TimCullen is no respecter of settled science and the big wigs that pontificate – and the academics that prevaricate (but some of his alternative views are quite startling) – for example at https://malagabay.wordpress.com/2015/06/17/palaeomagnetism-logic-reversals/ … he is his usual irascible self when he says, 'the scientific literature is littered with hypothetical magnetic poles, hypothetical geomagnetic poles, hypothetical geodynamics, hypothetical magnetic reversals and very little of scientific substance. Theoretically, magnetic reversals are as credible as Enid Blyton and the brothers Grimm …'

We get the message he is not impressed by the idea of magnetic reversals and migrating magnetic poles and he plays around with the idea solar exposure might cause magnetic anomalies on the Earth. However, when it comes to those so called magnetic stripes on the ocean floor, so beloved of uniformitarians as evidence of Plate Tectonics, he has prepared some dynamite. He goes on to say they are the stretch marks of an inflating earth.

This is an interesting idea as magnetic reversals have been used by some Velikovskians to claim the earth has flipped over – and partial reversals represent occasions when the earth wobbled wildly on its axis but failed to completely turn over. From a mainstream perspective both ideas are equally whacky – but then again, the mainstream idea these reversals too a long time to achieve (uniformitarian change is mysteriously a slow process) rather than quickly, it itself quite whacky when you think about it. It does also seem mainstream was rather eager to pounce on the magnetic stripes (without them being fully researched and catalogued) as a supporting crutch for the uniformitarian progress by gradualism and the integration of the Milankovitch model into a preconceived model (all tied up with no loose ends – or so it seemed at the time). The stretch marks were quickly assimilated as evidence of continental drift (which went on to evolve into Plate Tectonics).
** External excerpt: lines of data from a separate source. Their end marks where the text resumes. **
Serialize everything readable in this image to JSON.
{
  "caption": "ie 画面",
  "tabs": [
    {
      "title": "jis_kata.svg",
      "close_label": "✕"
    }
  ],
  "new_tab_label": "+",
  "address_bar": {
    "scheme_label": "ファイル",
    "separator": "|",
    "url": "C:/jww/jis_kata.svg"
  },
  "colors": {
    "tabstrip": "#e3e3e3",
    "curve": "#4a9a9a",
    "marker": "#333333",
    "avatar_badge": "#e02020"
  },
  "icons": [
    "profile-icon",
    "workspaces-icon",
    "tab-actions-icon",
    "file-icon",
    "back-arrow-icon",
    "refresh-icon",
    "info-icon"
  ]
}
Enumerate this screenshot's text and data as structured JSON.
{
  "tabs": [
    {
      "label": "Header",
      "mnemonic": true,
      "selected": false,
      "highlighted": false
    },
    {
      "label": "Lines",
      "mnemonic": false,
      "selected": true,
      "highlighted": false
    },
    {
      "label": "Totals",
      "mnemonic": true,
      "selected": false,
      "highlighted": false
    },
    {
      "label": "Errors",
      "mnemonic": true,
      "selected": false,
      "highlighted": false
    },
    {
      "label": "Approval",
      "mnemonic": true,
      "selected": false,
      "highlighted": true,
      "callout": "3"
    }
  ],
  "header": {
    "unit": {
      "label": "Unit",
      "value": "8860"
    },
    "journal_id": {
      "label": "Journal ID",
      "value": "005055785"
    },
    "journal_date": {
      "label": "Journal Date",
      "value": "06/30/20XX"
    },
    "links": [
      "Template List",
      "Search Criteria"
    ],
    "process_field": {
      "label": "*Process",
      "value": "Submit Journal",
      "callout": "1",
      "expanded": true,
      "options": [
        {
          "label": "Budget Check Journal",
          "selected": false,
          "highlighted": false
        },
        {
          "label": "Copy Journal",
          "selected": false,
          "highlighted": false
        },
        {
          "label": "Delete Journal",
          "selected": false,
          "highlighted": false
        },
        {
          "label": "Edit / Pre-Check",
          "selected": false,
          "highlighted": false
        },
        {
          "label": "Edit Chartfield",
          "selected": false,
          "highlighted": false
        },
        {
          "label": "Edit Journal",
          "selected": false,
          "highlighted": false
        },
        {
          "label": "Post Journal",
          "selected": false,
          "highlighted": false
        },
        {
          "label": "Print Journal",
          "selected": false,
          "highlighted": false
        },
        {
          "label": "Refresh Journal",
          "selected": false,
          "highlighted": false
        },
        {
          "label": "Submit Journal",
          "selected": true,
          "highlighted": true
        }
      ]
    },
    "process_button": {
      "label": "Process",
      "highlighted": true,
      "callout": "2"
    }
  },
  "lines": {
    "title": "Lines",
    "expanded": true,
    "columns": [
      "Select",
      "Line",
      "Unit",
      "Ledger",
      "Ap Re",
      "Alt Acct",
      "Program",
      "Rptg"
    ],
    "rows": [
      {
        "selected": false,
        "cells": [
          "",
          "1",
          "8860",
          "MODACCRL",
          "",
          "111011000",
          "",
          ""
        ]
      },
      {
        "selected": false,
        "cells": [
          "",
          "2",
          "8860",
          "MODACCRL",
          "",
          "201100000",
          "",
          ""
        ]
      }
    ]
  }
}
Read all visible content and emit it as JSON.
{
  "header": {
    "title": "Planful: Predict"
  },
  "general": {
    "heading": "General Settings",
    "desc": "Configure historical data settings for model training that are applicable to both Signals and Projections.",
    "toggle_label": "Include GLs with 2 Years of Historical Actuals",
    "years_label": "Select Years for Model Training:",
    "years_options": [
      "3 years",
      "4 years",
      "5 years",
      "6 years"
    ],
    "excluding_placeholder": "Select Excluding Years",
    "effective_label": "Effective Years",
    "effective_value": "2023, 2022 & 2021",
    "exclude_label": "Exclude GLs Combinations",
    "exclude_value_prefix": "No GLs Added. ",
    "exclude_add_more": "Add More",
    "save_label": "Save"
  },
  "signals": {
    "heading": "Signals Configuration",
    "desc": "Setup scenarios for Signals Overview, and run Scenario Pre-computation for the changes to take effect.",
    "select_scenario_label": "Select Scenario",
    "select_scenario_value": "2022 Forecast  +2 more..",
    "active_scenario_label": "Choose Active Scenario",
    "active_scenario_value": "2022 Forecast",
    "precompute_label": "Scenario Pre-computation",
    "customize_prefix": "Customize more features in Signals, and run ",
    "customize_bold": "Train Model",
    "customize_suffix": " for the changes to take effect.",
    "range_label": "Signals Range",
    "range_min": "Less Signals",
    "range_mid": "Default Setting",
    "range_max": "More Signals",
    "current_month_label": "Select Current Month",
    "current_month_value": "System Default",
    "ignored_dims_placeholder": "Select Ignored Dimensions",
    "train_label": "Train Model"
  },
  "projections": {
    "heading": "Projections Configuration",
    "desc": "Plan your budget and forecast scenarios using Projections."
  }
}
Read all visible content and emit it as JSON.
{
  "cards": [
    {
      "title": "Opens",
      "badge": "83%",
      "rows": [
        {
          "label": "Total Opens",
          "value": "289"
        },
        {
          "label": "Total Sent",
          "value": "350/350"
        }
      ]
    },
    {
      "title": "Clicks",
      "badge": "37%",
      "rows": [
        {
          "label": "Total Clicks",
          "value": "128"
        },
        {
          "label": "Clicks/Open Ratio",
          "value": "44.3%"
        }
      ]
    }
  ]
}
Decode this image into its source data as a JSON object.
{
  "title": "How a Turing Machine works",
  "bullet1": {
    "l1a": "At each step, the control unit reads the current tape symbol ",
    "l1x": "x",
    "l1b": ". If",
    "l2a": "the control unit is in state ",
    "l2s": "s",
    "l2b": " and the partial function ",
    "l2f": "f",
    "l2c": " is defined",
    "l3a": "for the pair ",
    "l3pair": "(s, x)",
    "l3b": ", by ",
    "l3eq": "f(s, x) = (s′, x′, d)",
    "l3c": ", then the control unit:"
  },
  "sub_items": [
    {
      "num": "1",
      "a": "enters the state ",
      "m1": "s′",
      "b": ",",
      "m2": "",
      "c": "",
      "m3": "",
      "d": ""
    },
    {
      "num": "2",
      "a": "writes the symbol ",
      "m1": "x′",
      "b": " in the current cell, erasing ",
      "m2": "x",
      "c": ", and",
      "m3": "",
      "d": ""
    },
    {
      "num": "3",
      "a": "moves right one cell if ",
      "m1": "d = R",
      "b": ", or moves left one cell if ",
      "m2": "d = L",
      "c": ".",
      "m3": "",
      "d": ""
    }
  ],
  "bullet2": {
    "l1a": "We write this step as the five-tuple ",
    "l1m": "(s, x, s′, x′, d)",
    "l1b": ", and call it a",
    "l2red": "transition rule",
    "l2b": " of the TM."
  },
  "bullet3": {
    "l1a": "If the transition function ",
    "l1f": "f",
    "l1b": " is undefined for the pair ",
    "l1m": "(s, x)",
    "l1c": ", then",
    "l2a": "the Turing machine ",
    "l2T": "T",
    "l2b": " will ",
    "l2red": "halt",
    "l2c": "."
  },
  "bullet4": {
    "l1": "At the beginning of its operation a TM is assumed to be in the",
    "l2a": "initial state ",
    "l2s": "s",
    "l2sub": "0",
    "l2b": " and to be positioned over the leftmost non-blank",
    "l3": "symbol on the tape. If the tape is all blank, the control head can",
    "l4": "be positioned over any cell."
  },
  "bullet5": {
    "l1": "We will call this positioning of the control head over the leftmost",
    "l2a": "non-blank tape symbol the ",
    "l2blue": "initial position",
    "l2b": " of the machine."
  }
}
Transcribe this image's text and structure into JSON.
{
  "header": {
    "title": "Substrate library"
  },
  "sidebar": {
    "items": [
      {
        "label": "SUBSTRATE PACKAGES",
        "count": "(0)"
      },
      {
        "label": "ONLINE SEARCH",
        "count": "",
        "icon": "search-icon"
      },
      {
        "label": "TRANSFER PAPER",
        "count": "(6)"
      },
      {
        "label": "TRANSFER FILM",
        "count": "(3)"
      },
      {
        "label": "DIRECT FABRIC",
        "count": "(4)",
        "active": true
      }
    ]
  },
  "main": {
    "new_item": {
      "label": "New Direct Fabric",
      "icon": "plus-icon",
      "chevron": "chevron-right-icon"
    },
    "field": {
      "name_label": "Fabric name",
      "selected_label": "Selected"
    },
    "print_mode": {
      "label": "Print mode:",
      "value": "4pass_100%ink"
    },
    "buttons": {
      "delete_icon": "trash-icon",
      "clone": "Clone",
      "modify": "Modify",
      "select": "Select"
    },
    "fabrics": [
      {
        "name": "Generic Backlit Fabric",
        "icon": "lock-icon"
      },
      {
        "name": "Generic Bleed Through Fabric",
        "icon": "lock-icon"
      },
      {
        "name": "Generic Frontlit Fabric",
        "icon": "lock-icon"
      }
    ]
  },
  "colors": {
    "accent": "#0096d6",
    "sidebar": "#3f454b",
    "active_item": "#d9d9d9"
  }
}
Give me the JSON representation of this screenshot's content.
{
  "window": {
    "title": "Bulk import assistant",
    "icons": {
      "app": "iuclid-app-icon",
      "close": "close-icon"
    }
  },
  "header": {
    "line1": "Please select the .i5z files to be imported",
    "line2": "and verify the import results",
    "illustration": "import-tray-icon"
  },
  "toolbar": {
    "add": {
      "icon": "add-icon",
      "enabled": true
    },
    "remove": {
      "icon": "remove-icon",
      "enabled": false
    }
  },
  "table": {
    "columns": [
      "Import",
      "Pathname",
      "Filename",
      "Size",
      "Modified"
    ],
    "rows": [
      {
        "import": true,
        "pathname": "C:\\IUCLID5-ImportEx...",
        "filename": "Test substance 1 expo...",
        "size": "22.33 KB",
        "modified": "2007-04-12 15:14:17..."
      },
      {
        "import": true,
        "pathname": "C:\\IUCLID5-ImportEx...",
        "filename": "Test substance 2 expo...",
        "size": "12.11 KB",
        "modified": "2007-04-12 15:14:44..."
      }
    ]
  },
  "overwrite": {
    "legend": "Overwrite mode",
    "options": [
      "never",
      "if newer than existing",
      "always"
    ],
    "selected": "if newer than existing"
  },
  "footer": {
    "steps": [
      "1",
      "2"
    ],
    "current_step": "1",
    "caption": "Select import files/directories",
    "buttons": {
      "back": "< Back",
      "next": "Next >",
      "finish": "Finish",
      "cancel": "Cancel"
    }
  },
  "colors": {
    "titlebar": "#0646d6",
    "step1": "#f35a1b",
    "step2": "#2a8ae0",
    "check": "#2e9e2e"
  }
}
Cullen's conclusion is therefore a matter of taste – rather than fact. Are magnetic stripes to be seen as evidence of the Atlantic widening as a result of the Americas pulling away from Europe and Africa, or are they evidence of the earth expanding (and splitting at the seams). He provides an interesting analogy as we now know they are not stripes that exist all the way, up and down, across the whole sea floor, but instead are patchy and a less impressive pattern. Hence, he is right to catalogue them as magnetic anomalies – and lightning (as well as other things such as volcanism) is capable of magnetising rocks. Whenever earth's surface is fractured, or cracked as a result of expansion, or simply by tectonic fault lines with an origin in electro-magnetic activity, the edges of the cracks will naturally form opposite polarities (because that is the way nature works as it does not allow them to be positive poles without a negative counterpart).

This would also make a good subject for the forum.